A Terrible Country

  • By Keith Gessen
  • Viking
  • 352 pp.
  • Reviewed by Nathan Chadwick
  • August 11, 2019

This timely story, set in Russia, takes on the politics of belonging with humor and compassion.

A Terrible Country

Keith Gessen has excellent timing. His new novel, A Terrible Country, lands amid a strong national interest in his birth country, Russia. This is the kind of book that publishers rush into the hands of readers while the demand is high. It would be wrong, though, to treat this as just another Soviet story.

While politics act as a force in much of the novel, it is not the politics of world leaders, but rather those of the everyday citizen; specifically, the split-identity wrought by immigration. Gessen seems to ask: Where do we find ourselves when who we are stretches across oceans and continents?

Andrei Kaplan is coming back to Russia, but it is not to a place he knows very well. Born in Moscow in the 1970s, Andrei, at the bequest of his scheming brother, Dima, is returning to his birthplace to take care of his ailing grandmother, affectionally called Baba Seva.

It is 2008, and Putin has not regained power yet. There is a strong pull for Andrei in Russia. His life in the States is in disarray. He has lost his job, his girlfriend, and his parents. There is little left to cling to in America, and change is a great driver even if it means sharing space with his grandma and enduring, to his chagrin, a lack of good Wi-Fi and recreational hockey.

Andrei sees an opportunity to start over and become the Russian he has never truly been.

Gessen creates terrific opportunities for Andrei to discover Russia and employs “outsider humor” to great effect. Andrei struggles with the language, with disastrous attempts at joining local hockey teams, with the chaos and danger of Russian nightlife, and, most importantly, in his attempts at finding companionship. He is his own foil, a character we genuinely feel for and identify with.

Andrei’s initiation into a group called October, named after the Communist revolution of 1917, is his most significant attempt at becoming part of the culture. It allows him to find the companionship he craves and makes him believe that he, too, can become Russian in character instead of just birth.

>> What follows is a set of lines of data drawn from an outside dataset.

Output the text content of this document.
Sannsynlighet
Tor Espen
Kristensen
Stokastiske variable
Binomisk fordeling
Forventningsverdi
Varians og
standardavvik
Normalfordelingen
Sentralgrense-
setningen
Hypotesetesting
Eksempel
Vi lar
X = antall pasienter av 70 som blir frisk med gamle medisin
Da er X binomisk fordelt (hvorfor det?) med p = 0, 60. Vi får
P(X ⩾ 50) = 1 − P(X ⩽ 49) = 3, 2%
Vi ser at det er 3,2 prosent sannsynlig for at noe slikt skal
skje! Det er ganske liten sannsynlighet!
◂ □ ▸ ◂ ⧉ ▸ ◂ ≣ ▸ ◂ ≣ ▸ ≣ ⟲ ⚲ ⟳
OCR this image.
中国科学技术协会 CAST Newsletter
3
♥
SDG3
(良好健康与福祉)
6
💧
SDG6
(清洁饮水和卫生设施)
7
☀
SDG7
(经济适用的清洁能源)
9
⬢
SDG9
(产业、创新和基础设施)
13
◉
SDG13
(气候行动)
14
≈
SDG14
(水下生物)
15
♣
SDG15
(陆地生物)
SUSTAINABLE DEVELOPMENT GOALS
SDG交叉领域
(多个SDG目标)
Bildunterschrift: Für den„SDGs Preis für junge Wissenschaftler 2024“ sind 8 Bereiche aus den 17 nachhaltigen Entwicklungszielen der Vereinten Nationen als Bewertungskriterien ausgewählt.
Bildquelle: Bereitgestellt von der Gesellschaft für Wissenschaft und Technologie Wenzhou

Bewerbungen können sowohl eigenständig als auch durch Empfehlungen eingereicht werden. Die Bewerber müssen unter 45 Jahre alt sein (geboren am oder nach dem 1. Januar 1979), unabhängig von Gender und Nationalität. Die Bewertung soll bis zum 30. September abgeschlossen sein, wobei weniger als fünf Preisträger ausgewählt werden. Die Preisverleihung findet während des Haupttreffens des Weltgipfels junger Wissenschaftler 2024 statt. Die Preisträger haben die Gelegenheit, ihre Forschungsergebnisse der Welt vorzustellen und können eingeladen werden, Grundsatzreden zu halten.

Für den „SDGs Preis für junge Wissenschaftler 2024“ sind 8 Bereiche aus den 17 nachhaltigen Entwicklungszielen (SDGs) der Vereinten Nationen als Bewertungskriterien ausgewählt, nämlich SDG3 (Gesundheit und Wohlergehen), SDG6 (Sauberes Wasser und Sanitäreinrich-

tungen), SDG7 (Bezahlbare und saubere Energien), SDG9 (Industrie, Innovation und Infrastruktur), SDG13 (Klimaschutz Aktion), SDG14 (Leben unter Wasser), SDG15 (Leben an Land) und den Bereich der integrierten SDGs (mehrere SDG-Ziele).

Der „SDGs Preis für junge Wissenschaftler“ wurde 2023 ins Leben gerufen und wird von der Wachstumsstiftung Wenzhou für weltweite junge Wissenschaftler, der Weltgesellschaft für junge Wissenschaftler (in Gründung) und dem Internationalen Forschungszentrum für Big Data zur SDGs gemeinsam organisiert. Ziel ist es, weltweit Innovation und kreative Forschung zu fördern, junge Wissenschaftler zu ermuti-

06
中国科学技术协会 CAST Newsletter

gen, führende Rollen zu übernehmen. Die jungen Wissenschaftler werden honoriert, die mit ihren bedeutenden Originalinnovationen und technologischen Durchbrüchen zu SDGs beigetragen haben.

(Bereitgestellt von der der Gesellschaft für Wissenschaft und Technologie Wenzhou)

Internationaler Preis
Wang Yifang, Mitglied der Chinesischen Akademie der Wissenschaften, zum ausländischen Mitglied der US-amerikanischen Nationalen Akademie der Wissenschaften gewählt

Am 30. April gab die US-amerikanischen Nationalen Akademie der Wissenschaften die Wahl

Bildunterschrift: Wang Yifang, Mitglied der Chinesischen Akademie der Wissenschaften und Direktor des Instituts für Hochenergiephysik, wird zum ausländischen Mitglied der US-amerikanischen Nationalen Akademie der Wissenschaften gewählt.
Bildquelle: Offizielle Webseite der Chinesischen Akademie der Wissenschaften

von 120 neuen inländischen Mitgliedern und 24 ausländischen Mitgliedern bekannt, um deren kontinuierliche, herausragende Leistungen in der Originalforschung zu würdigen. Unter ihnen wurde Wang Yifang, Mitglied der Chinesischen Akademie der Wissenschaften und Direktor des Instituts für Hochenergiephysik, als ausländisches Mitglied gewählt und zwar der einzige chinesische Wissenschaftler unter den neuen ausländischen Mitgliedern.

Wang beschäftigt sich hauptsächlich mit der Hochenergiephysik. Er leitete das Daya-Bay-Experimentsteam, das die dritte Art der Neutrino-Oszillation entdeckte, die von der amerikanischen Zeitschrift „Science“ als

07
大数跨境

Gessen, for his part, does a remarkable job of showing us the fault in Andrei’s plan. The last third of the novel is a testament to what it means to try to belong. Andrei finds out that belonging cannot be superficial, that it’s a dynamic, relational process involving more than just the needs of the person who wants in.

Andrei, despite his best intentions, cannot change his identity, nor the identity of the country he desperately tries to assimilate into. It is a heartbreaking epiphany, which Gessen builds out masterfully.

The best moments in A Terrible Country happen between Andrei and Baba Seva. She is a link that connects the Russia of the past with Andrei’s parents and with himself. She serves as an excuse for Andrei to stay in the country and a grounding testament to what Russia once was. Andrei begins the novel as her roommate, but they grow to be a real family.

The bond between the two strengthens as Baba Seva starts to fail. She is the one who repeatedly tells Andrei that Russia is “a terrible country” and that he should leave. A fall down the stairs begins to unmask the struggles of the country, which brings new insights for Andrei. As he begins to integrate more with the locals, Baba Seva begins to deteriorate into dementia.

As Gessen heaps struggle after struggle onto his protagonist, it becomes clear that birthplace and language do not equal being local. Russia and Andrei bleed each other, and Andrei must ask himself who he truly is and where he really belongs. It is not an easy answer, and it is not a pleasing answer, but Gessen courageously lifts the mask with a complex sense of humanity.

A Terrible Country has been years in the making. Gessen’s first novel, All the Sad Young Literary Men, was published a decade ago. In the meantime, he has become a leading literary voice in the United States, helping to create a connection between his birth country, Russia, and his home country, the United States. With its humor, empathic characterization, and great timing, this book is a hell of an important read.

[Editor's note: This review originally ran in 2018.]

Nathan Chadwick is branch manager of the Long Branch Library in Silver Spring, MD.